Pourquoi Québec tarde-t-il tant à mettre en place un centre des naissances moderne à l'hôpital de Gatineau? Cette mesure au coût modeste (14 millions $) permettrait de rapatrier 800 des 1200 accouchements pratiqués en Ontario. Le projet doit être complété en 2018. Il faut un échéancier précis. Le report de projets fait trop souvent partie de la façon d'agir des gouvernements face à l'Outaouais, avec l'acceptation de nos élus. La région a besoin d'un plan directeur axé sur des investissements majeurs en santé et non de promesses répétitives traduisant une indifférence des gouvernements.

Québec doit cesser de couper uniformément à travers la province. Cela pénalise davantage les régions sous-financées. Il y accentue les retards en infrastructures et en services. Cette année et l'an prochain, le CISSSO doit faire des compressions d'environ 60 millions $. On change les administrateurs, mais le problème persiste. Contrairement à ce que pense le ministre Gaétan Barrette, ce n'est pas un problème de culture du déficit, mais un problème d'octroi de ressources humaines, d'équipements et d'infrastructures suffisantes.
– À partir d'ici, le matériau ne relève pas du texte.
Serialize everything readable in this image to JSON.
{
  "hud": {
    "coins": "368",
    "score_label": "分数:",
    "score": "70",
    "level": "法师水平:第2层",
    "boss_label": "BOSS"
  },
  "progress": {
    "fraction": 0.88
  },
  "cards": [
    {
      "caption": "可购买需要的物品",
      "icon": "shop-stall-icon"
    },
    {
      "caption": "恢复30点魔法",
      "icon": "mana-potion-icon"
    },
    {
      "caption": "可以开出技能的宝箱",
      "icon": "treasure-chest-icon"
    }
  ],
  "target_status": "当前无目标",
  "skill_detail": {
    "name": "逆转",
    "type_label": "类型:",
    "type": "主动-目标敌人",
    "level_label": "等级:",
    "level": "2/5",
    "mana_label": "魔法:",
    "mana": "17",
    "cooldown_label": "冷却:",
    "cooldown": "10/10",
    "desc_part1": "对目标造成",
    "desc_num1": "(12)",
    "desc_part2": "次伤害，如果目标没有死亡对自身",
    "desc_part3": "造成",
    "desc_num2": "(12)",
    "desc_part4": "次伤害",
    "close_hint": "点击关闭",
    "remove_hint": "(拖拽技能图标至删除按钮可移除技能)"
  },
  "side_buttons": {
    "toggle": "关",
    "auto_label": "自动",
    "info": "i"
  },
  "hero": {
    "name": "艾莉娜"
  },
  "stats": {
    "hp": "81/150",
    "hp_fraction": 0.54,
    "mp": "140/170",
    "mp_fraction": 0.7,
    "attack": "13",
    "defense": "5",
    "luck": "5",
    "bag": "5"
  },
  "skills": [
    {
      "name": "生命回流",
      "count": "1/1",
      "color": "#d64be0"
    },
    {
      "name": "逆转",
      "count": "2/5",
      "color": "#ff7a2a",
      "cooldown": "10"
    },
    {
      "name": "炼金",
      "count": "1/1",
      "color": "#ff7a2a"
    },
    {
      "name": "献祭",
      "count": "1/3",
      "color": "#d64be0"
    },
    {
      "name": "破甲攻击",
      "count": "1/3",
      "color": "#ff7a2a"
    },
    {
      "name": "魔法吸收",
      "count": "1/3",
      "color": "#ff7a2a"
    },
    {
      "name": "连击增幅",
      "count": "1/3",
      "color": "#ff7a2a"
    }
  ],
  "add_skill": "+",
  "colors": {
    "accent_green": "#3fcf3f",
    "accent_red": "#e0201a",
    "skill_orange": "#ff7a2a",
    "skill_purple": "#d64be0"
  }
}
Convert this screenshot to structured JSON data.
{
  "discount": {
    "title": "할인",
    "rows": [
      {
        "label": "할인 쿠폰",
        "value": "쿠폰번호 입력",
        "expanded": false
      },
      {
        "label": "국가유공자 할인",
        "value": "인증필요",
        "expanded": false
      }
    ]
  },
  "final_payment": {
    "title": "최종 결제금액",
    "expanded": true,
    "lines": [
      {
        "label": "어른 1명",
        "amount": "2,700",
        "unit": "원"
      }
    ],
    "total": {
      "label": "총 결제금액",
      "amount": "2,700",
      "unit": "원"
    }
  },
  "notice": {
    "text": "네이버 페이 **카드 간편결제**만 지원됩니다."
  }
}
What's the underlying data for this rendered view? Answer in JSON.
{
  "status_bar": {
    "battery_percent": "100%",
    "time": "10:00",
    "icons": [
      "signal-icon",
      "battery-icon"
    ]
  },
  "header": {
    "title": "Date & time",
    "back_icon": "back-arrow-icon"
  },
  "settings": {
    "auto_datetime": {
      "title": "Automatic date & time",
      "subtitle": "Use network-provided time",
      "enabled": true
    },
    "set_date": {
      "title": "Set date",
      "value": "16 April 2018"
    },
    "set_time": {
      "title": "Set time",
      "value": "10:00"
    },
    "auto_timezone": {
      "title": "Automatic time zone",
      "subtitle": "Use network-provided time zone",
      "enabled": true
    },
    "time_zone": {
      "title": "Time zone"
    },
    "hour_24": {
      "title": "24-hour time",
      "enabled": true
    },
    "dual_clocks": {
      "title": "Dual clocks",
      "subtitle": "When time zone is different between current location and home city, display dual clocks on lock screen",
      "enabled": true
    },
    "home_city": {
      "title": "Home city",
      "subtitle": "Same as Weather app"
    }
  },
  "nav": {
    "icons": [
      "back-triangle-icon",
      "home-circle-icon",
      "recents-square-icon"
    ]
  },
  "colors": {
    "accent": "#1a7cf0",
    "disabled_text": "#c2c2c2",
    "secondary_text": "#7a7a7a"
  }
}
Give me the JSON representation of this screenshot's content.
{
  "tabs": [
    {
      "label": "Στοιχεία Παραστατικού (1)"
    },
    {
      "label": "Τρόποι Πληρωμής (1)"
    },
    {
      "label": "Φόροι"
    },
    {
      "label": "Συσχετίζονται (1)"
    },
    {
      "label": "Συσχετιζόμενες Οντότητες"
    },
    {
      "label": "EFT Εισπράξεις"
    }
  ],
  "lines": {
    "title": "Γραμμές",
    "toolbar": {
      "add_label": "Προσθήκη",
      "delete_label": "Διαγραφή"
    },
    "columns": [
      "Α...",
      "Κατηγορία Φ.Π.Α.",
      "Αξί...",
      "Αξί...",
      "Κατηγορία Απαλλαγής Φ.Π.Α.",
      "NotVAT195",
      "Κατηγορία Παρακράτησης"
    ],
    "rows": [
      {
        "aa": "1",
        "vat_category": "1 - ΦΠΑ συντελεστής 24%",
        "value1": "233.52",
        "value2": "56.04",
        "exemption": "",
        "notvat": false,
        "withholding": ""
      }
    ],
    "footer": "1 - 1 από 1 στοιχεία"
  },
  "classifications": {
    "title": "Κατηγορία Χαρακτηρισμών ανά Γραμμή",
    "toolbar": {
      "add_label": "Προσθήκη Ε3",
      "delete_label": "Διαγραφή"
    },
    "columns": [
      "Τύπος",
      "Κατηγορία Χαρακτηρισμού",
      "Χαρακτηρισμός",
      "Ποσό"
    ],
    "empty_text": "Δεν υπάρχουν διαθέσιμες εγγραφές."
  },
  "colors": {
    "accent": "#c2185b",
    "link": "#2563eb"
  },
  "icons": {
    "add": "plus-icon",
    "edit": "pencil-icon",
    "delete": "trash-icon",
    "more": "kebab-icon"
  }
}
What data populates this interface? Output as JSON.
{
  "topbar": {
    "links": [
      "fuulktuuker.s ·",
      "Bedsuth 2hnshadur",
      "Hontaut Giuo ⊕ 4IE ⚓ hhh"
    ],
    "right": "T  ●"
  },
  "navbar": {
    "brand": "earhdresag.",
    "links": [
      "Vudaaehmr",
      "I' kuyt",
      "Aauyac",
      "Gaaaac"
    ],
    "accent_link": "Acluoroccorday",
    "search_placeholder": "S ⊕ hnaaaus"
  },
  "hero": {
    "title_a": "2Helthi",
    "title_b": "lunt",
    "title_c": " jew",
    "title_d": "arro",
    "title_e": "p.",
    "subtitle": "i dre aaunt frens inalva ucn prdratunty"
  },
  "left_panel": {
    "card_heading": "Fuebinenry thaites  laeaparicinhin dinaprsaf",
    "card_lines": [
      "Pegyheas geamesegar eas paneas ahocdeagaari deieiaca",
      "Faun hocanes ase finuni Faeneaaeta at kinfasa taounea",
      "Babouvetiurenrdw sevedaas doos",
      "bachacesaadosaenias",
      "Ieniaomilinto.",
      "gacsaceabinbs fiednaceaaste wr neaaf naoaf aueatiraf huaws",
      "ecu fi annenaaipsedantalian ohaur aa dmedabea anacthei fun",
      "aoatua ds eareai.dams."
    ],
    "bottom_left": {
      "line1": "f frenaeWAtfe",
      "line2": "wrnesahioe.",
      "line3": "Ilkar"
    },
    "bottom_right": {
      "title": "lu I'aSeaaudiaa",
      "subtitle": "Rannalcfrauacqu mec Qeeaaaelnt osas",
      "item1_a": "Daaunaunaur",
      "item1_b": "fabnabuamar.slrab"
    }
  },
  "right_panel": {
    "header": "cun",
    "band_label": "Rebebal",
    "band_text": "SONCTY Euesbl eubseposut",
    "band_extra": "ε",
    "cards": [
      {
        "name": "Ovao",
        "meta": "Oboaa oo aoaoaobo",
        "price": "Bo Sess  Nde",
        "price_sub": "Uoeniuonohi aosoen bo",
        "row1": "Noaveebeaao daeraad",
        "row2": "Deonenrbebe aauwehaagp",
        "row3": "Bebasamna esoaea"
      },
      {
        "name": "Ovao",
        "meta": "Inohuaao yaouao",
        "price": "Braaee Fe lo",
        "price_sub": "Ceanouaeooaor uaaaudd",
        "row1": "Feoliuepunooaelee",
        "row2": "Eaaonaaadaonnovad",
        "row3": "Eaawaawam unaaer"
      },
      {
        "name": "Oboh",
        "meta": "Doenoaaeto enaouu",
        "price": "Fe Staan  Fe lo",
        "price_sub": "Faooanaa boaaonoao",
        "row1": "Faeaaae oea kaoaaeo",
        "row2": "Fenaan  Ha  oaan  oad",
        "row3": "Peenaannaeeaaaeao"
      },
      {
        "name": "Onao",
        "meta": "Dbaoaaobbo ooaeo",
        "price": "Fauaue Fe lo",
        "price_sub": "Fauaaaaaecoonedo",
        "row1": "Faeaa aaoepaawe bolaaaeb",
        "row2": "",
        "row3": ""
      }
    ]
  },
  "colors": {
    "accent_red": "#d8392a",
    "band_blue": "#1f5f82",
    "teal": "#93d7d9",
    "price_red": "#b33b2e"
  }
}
Le commissaire à la santé et au bien-être confirme d'ailleurs avec éloquence cet état de fait.

L'Outaouais ne demande qu'à être traitée sur le même pied que le reste du Québec. Il s'agit d'un principe fondamental d'équité. L'indifférence des gouvernements successifs doit cesser. Il revient en premier lieu à nos députés de faire entendre la voix de l'Outaouais à Québec et obtenir des résultats probants.

L'auteur, Gilbert Langelier, est président sortant de Santé Outaouais 2020.